Mythos 5はサイバー分野への制御を一部解除したバージョンで、米政府と連携するプログラム「Project Glasswing」を通じて提供する。
安全面において、Mythos級モデルの能力が悪用される危険性を踏まえ、新たな分類器を導入した。サイバーや生物学、化学、蒸留に関連する要求を検出した場合、応答をClaude Opus 4.8へ切り替える仕組みを採用する。利用者には切り替え発生を通知する。
Anthropicによると、95%以上の利用セッションでは切り替えが発生しなかった。保護機構は保守的な設定で運用しており、一部の無害な要求も対象となる場合があるが、誤検出削減へ取り組む方針だ。
企業利用データの保持方針も変更する。Mythos級モデル利用時の通信データは30日間保持する。学習目的には使わず、安全対策用途に限定する。人によるアクセス記録や原則30日後の削除も実施する。

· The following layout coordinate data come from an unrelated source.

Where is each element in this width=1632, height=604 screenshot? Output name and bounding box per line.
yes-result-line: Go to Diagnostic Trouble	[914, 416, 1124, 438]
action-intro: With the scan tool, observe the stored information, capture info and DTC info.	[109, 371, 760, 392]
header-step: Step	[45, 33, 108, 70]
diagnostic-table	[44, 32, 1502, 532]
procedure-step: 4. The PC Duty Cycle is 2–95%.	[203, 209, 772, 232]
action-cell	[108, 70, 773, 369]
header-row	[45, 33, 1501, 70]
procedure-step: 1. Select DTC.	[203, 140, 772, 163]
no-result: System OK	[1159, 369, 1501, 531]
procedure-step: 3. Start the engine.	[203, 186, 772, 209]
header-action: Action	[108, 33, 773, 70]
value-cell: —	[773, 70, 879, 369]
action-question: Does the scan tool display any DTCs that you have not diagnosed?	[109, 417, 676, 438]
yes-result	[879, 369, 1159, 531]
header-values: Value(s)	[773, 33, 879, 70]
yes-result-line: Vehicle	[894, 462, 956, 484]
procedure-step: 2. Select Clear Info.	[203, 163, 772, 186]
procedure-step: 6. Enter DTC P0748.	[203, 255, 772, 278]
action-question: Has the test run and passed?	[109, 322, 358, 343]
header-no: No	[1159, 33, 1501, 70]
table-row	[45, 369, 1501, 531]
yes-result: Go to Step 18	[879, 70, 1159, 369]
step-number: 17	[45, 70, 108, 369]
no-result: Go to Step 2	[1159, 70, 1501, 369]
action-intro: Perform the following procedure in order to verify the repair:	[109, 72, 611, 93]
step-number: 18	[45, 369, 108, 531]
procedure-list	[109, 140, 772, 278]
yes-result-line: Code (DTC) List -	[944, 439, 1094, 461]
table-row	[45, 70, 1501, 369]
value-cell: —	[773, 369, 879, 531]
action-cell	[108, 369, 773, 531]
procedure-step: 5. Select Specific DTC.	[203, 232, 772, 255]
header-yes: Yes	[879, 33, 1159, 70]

Fable 5は発表日の2026年6月9日から利用可能となっている。Mythos 5は当面、Project Glasswing参加組織と一部生命科学研究者へ限定提供する。Fable 5は同年6月22日までProやMax、Team、座席制Enterpriseプランで追加料金なしとし、その後は利用クレジット制へ移行する予定だ。